Welfare reform bill - The system is sick and makes people unwell

Dr Hannah Absalom reacts to the welfare reform bill, and reflects on a system that causes more harm to those dependent on it.

The door of number 10 downing street

On the welfare reform bill passing its second reading, Dr Hannah Absalom said:

“The welfare reform bill passed yesterday thanks to Labour’s partial retreat on its originally proposed PIP changes, which were predicted to push 250,000 people into poverty. But this climb down isn’t a moral shift, it’s a tactical pause dressed as compromise. Following the changes, 150,000 people are still expected to be pushed into poverty.
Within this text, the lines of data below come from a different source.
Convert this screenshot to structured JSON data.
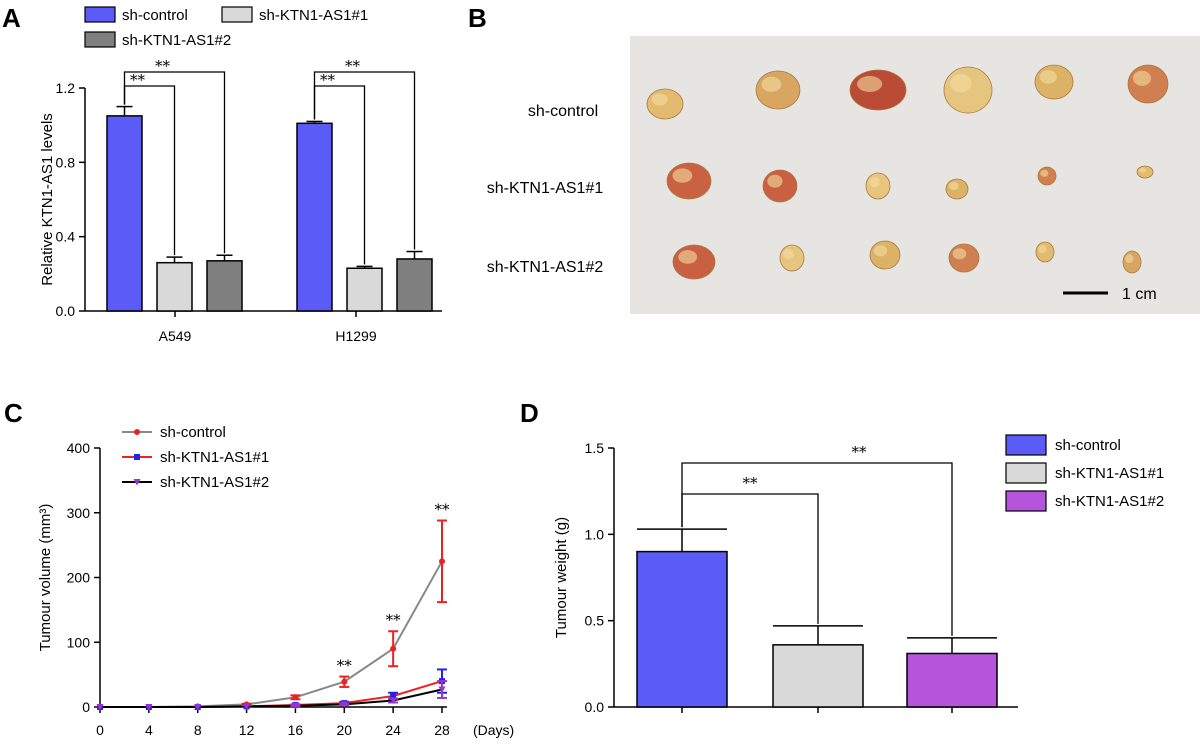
{
  "panels": {
    "A": "A",
    "B": "B",
    "C": "C",
    "D": "D"
  },
  "colors": {
    "sh_control_bar": "#5b5bf7",
    "sh1_bar": "#d9d9d9",
    "sh2_bar_A": "#7f7f7f",
    "sh2_bar_D": "#b455dc",
    "line_control": "#888888",
    "line_sh1": "#ee2020",
    "line_sh2": "#000000",
    "marker_sh1": "#2222ee",
    "marker_sh2": "#9933cc"
  },
  "panel_b": {
    "rows": [
      "sh-control",
      "sh-KTN1-AS1#1",
      "sh-KTN1-AS1#2"
    ],
    "scale_label": "1 cm"
  },
  "chart_data": [
    {
      "panel": "A",
      "type": "bar",
      "title": "",
      "ylabel": "Relative KTN1-AS1 levels",
      "xlabel": "",
      "ylim": [
        0,
        1.2
      ],
      "yticks": [
        "0.0",
        "0.4",
        "0.8",
        "1.2"
      ],
      "categories": [
        "A549",
        "H1299"
      ],
      "series": [
        {
          "name": "sh-control",
          "values": [
            1.05,
            1.01
          ],
          "errors": [
            0.05,
            0.01
          ]
        },
        {
          "name": "sh-KTN1-AS1#1",
          "values": [
            0.26,
            0.23
          ],
          "errors": [
            0.03,
            0.01
          ]
        },
        {
          "name": "sh-KTN1-AS1#2",
          "values": [
            0.27,
            0.28
          ],
          "errors": [
            0.03,
            0.04
          ]
        }
      ],
      "significance": [
        "**",
        "**",
        "**",
        "**"
      ],
      "legend_position": "top"
    },
    {
      "panel": "C",
      "type": "line",
      "title": "",
      "ylabel": "Tumour volume (mm³)",
      "xlabel": "(Days)",
      "ylim": [
        0,
        400
      ],
      "yticks": [
        "0",
        "100",
        "200",
        "300",
        "400"
      ],
      "x": [
        0,
        4,
        8,
        12,
        16,
        20,
        24,
        28
      ],
      "xticks": [
        "0",
        "4",
        "8",
        "12",
        "16",
        "20",
        "24",
        "28"
      ],
      "series": [
        {
          "name": "sh-control",
          "values": [
            0,
            0,
            1,
            4,
            15,
            39,
            90,
            225
          ],
          "errors": [
            0,
            0,
            0,
            1,
            3,
            8,
            27,
            63
          ]
        },
        {
          "name": "sh-KTN1-AS1#1",
          "values": [
            0,
            0,
            0,
            1,
            3,
            6,
            17,
            40
          ],
          "errors": [
            0,
            0,
            0,
            0,
            1,
            2,
            5,
            18
          ]
        },
        {
          "name": "sh-KTN1-AS1#2",
          "values": [
            0,
            0,
            0,
            1,
            2,
            4,
            10,
            27
          ],
          "errors": [
            0,
            0,
            0,
            0,
            1,
            1,
            3,
            13
          ]
        }
      ],
      "significance": [
        {
          "x": 20,
          "label": "**"
        },
        {
          "x": 24,
          "label": "**"
        },
        {
          "x": 28,
          "label": "**"
        }
      ],
      "legend_position": "top-left"
    },
    {
      "panel": "D",
      "type": "bar",
      "title": "",
      "ylabel": "Tumour weight (g)",
      "xlabel": "",
      "ylim": [
        0,
        1.5
      ],
      "yticks": [
        "0.0",
        "0.5",
        "1.0",
        "1.5"
      ],
      "categories": [
        "sh-control",
        "sh-KTN1-AS1#1",
        "sh-KTN1-AS1#2"
      ],
      "values": [
        0.9,
        0.36,
        0.31
      ],
      "errors": [
        0.13,
        0.11,
        0.09
      ],
      "significance": [
        "**",
        "**"
      ],
      "legend_position": "top-right"
    }
  ]
}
"Britain has moved far beyond a ‘two-tier’ welfare system, where dignity depends on paperwork, postcode, and patience for punitive assessments, and despair for those dependent on the system is commonplace. PIP has been propping up people failed by minimum benefits that barely cover half of what’s needed to live. Ironically, it supports not only those already sick or disabled, but those who are then made unwell by the system itself. You can’t mean-test your way out of despair, or algorithmically trim grief. The system is sick, and it’s making people sick.

"If Labour truly wants to lead, it must stop flinching from the emotional realities of policy failure, and start governing for people, not markets, and not headlines.”